Ms Abdulla was then sent to the UAE, where for years she was fed through a tube and provided with physiotherapy to stop her muscles deteriorating.

In 2017, Mohammed bin Zayed, the crown prince of Abu Dhabi, offered to pay for specialist treatment in Germany, Mr Webair said.

There, doctors prioritised physical therapies and gave her drugs to improve her wakefulness and sleeping patterns.

“Our primary goal was to grant her fragile consciousness the opportunity to develop and prosper within a healthy body, just like a delicate plant which needs good soil to grow,” Dr Ahmad Ryll, a neurology specialist who treated Ms Abdulla, told the UAE-based newspaper.

Mr Webair said the treatment appeared to make his mother more responsive, and a year later, in June 2018, a row in her hospital room “caused her a shock”.

“She was making strange sounds and I kept calling the doctors to examine her, they said everything was normal,” he added. “Then three days later I woke up to the sound of someone calling my name.

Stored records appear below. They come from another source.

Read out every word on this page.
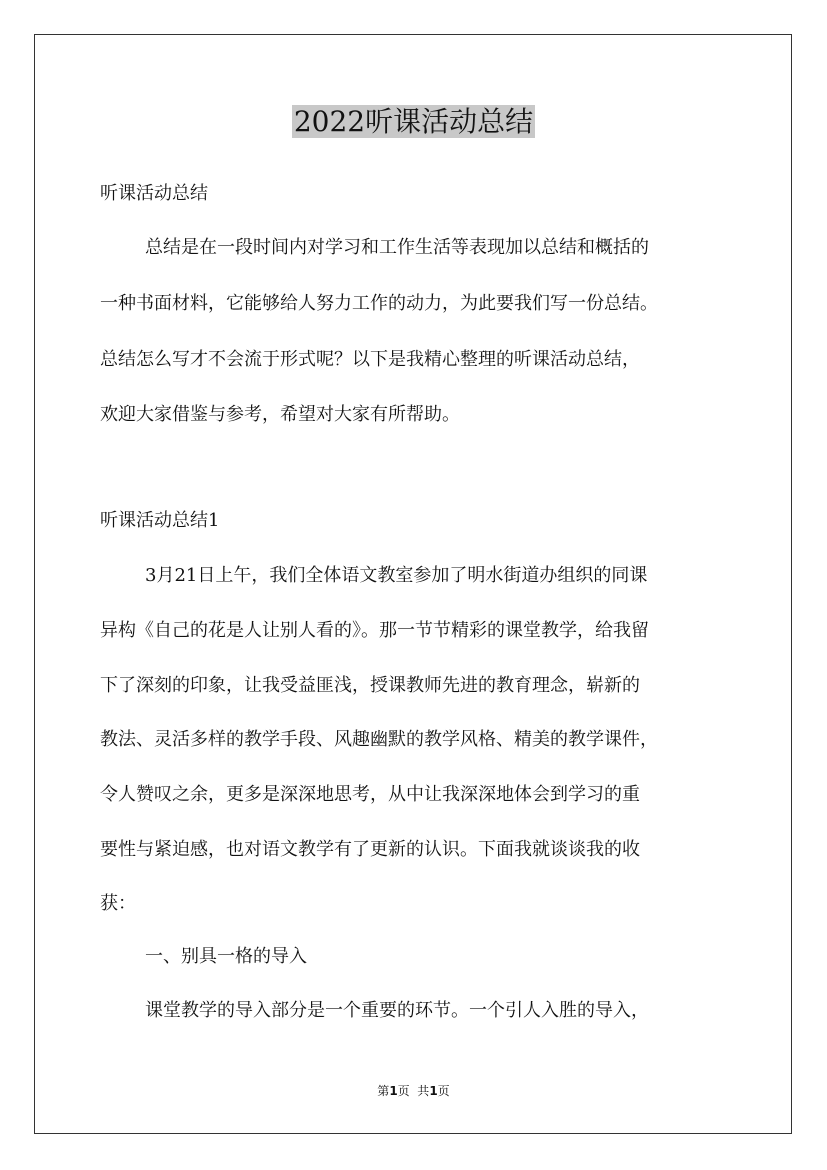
2022听课活动总结
听课活动总结
总结是在一段时间内对学习和工作生活等表现加以总结和概括的
一种书面材料，它能够给人努力工作的动力，为此要我们写一份总结。
总结怎么写才不会流于形式呢？以下是我精心整理的听课活动总结，
欢迎大家借鉴与参考，希望对大家有所帮助。
听课活动总结1
3月21日上午，我们全体语文教室参加了明水街道办组织的同课
异构《自己的花是人让别人看的》。那一节节精彩的课堂教学，给我留
下了深刻的印象，让我受益匪浅，授课教师先进的教育理念，崭新的
教法、灵活多样的教学手段、风趣幽默的教学风格、精美的教学课件，
令人赞叹之余，更多是深深地思考，从中让我深深地体会到学习的重
要性与紧迫感，也对语文教学有了更新的认识。下面我就谈谈我的收
获：
一、别具一格的导入
课堂教学的导入部分是一个重要的环节。一个引人入胜的导入，
第1页  共1页
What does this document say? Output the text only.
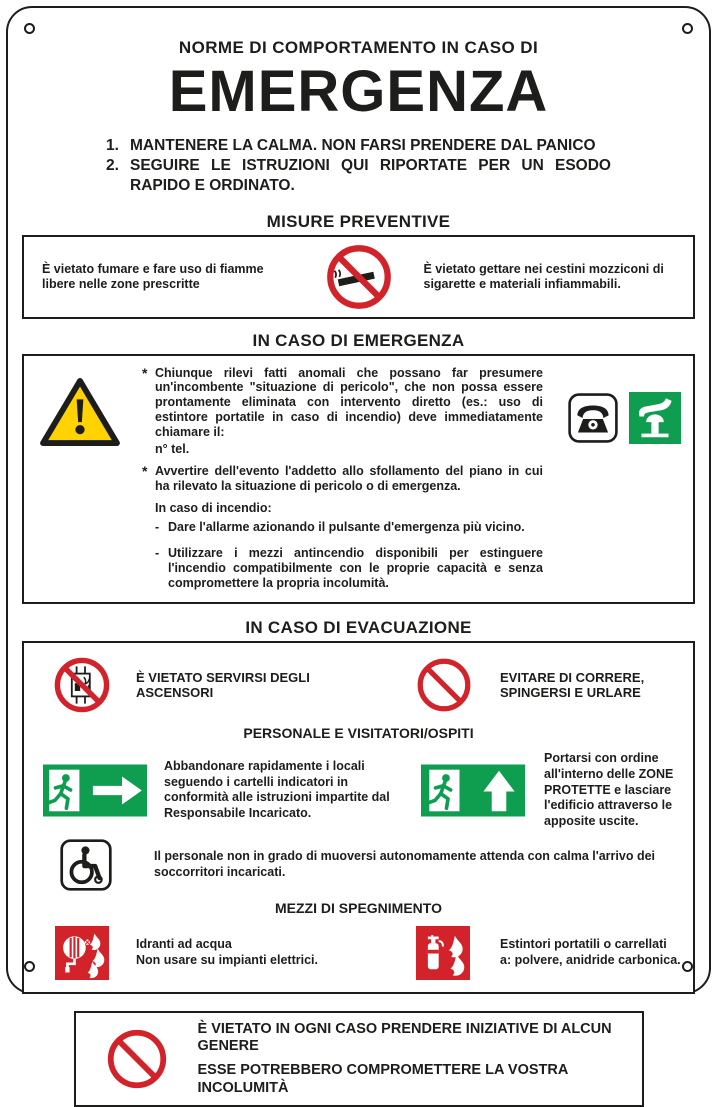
NORME DI COMPORTAMENTO IN CASO DI
EMERGENZA
1. MANTENERE LA CALMA. NON FARSI PRENDERE DAL PANICO
2. SEGUIRE LE ISTRUZIONI QUI RIPORTATE PER UN ESODO RAPIDO E ORDINATO.
MISURE PREVENTIVE
È vietato fumare e fare uso di fiamme libere nelle zone prescritte
È vietato gettare nei cestini mozziconi di sigarette e materiali infiammabili.
IN CASO DI EMERGENZA
* Chiunque rilevi fatti anomali che possano far presumere un'incombente "situazione di pericolo", che non possa essere prontamente eliminata con intervento diretto (es.: uso di estintore portatile in caso di incendio) deve immediatamente chiamare il:
n° tel.
* Avvertire dell'evento l'addetto allo sfollamento del piano in cui ha rilevato la situazione di pericolo o di emergenza.
In caso di incendio:
- Dare l'allarme azionando il pulsante d'emergenza più vicino.
- Utilizzare i mezzi antincendio disponibili per estinguere l'incendio compatibilmente con le proprie capacità e senza compromettere la propria incolumità.
IN CASO DI EVACUAZIONE
È VIETATO SERVIRSI DEGLI ASCENSORI
EVITARE DI CORRERE, SPINGERSI E URLARE
PERSONALE E VISITATORI/OSPITI
Abbandonare rapidamente i locali seguendo i cartelli indicatori in conformità alle istruzioni impartite dal Responsabile Incaricato.
Portarsi con ordine all'interno delle ZONE PROTETTE e lasciare l'edificio attraverso le apposite uscite.
Il personale non in grado di muoversi autonomamente attenda con calma l'arrivo dei soccorritori incaricati.
MEZZI DI SPEGNIMENTO
Idranti ad acqua
Non usare su impianti elettrici.
Estintori portatili o carrellati a: polvere, anidride carbonica.

È VIETATO IN OGNI CASO PRENDERE INIZIATIVE DI ALCUN GENERE

ESSE POTREBBERO COMPROMETTERE LA VOSTRA INCOLUMITÀ
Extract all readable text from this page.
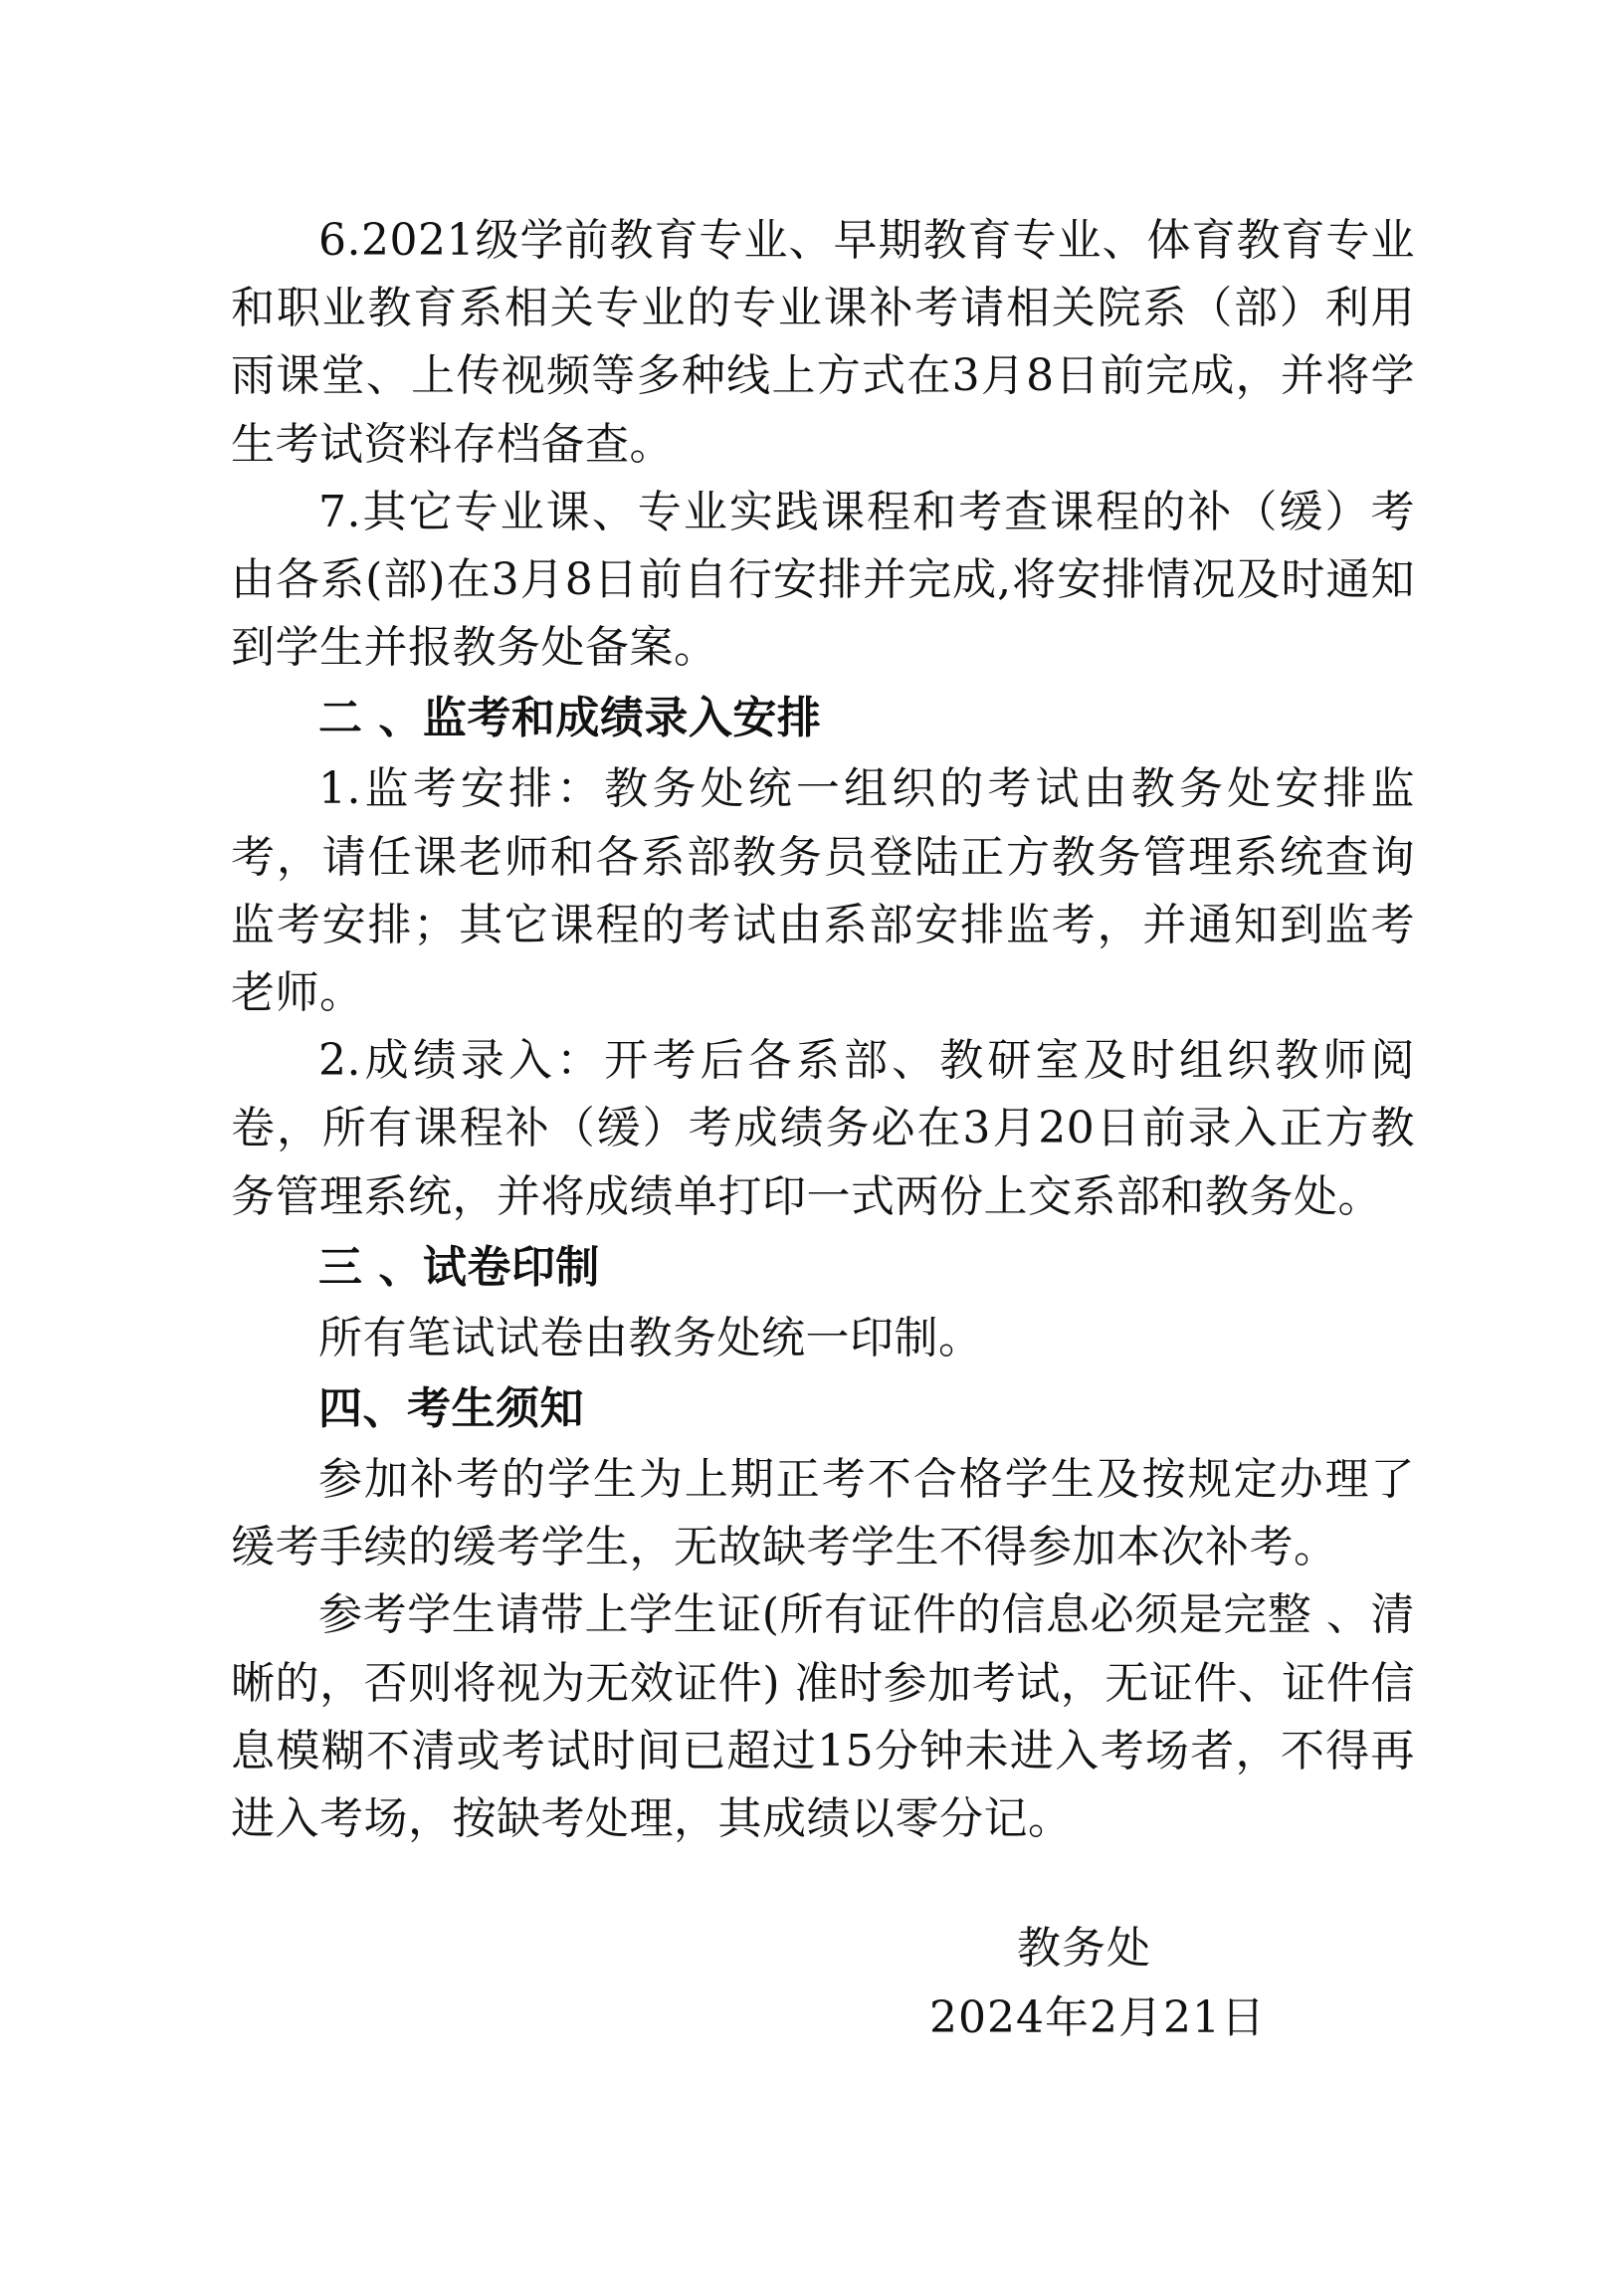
6.2021级学前教育专业、早期教育专业、体育教育专业和职业教育系相关专业的专业课补考请相关院系（部）利用雨课堂、上传视频等多种线上方式在3月8日前完成，并将学生考试资料存档备查。

7.其它专业课、专业实践课程和考查课程的补（缓）考由各系(部)在3月8日前自行安排并完成,将安排情况及时通知到学生并报教务处备案。

二 、监考和成绩录入安排

1.监考安排：教务处统一组织的考试由教务处安排监考，请任课老师和各系部教务员登陆正方教务管理系统查询监考安排；其它课程的考试由系部安排监考，并通知到监考老师。

2.成绩录入：开考后各系部、教研室及时组织教师阅卷，所有课程补（缓）考成绩务必在3月20日前录入正方教务管理系统，并将成绩单打印一式两份上交系部和教务处。

三 、试卷印制

所有笔试试卷由教务处统一印制。

四、考生须知

参加补考的学生为上期正考不合格学生及按规定办理了缓考手续的缓考学生，无故缺考学生不得参加本次补考。

参考学生请带上学生证(所有证件的信息必须是完整 、清晰的，否则将视为无效证件) 准时参加考试，无证件、证件信息模糊不清或考试时间已超过15分钟未进入考场者，不得再进入考场，按缺考处理，其成绩以零分记。

教务处
2024年2月21日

It was her! She was calling my name, I was flying with joy; for years I have dreamt of this moment, and my name was the first word she said.”

Ms Abdulla has continued to become more alert, and is now able to hold a conversation, recite prayers and tell people when she is in pain.

She is now back in Abu Dhabi with her family, where she continues to receive treatment.

“The reason I shared her story is to tell people not to lose hope on their loved ones; don’t consider them dead when they are in such a state,” Mr Webair said. “All those years the doctors told me she was a hopeless case, and that there was no point of the treatment I was seeking for her, but whenever in doubt I put myself in her place and did whatever I could to improve her condition.”